Garnier designed the succession of spaces for the sole purpose of conditioning the future spectators. The steps and the covered gallery with arcades and cupolas flat on pendants supporting the loggia form the starting point, from the south main entrance, of an initiatory journey whose culmination is none other than the great hall and the show which sticks to it. The lyric drama of Jean-Joseph Perraud (with his agonizing victim). The Dance of Jean-Baptiste Carpeaux, whose naked characters provoked the ire of the Puritans (a stranger went so far as to throw an inkwell on the artist’s masterpiece on the night of the 26th. The instrumental music of Eugène Guillaume (with his musical instruments) The poetry of François Jouffroy (with his palms) The four main groups on the front are from left to right:

Garnier himself chose the fourteen painters, the mosaicists and the seventy-three sculptors, including the famous Jean-Baptiste Carpeaux, to participate in his ornamentation. Its skilful layout and proportions, as well as its rich polychromy, express in a skilful synthesis the essence of eclectic architecture. It is, in a way, the manifesto of the artist. The large facade, overlooking the Place de l’Opera and located at the crossroads of many Haussmannian breakthroughs, serves as a backdrop to the perspective of the avenue that will open a little later. The façade of the Opera used seventeen different kinds of material, arranged in very elaborate multicolored marble friezes, columns, and lavish statuary, many of which portray deities of Greek mythology. Garnier used polychromy, or a variety of colors, for theatrical effect, achieved different varieties of marble and stone, porphyry, and gilded bronze.

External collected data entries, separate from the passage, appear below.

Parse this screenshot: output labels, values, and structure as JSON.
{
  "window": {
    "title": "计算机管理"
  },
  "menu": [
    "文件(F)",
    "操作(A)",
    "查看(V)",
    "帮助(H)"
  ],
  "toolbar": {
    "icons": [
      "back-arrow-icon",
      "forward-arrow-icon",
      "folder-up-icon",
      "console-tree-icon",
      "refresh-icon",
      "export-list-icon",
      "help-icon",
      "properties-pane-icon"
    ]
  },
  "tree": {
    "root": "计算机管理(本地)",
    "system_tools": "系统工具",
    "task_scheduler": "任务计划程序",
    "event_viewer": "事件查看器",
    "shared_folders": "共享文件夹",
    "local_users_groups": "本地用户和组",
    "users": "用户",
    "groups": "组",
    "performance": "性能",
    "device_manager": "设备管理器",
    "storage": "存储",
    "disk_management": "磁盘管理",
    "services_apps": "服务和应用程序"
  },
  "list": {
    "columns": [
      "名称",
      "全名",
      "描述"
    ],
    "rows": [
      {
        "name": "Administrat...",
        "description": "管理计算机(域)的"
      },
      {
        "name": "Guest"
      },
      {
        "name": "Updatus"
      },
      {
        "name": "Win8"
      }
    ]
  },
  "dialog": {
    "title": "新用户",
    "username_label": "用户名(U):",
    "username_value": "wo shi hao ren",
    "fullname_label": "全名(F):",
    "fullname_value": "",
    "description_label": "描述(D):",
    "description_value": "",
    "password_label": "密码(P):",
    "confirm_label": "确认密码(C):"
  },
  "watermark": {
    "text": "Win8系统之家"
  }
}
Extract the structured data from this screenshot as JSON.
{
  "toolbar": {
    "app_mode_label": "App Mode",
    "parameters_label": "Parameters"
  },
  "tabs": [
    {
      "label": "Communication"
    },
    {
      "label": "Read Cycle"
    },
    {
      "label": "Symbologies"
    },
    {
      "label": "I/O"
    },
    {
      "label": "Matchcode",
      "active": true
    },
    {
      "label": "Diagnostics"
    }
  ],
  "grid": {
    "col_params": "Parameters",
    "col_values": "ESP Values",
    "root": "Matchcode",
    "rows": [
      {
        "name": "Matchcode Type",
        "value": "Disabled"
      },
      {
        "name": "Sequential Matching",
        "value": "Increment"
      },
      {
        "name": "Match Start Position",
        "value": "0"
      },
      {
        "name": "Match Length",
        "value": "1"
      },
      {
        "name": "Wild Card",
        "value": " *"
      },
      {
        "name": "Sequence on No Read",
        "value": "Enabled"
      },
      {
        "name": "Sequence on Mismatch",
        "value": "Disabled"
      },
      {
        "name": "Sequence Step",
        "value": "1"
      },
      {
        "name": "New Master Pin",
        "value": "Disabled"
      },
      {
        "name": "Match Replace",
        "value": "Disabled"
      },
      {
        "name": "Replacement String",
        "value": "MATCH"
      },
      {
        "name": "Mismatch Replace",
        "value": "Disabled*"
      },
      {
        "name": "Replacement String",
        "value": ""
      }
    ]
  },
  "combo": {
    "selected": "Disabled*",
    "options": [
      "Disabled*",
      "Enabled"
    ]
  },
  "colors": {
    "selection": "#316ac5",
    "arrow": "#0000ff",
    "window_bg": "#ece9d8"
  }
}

The façade and the interior followed the Napoleon III style principle of leaving no space without decoration. These were combined with axial symmetry and modern techniques and materials, including the use of an iron framework, which had been pioneered in other Napoleon III buildings, including the Bibliotheque Nationale and the markets of Les Halles. The opera was constructed in what Charles Garnier (1825-1898) is said to have told the Empress Eugenie was “Napoleon III” style The Napoleon III style was highly eclectic, and borrowed from many historical sources the opera house included elements from the Baroque, the classicism of Palladio, and Renaissance architecture blended together.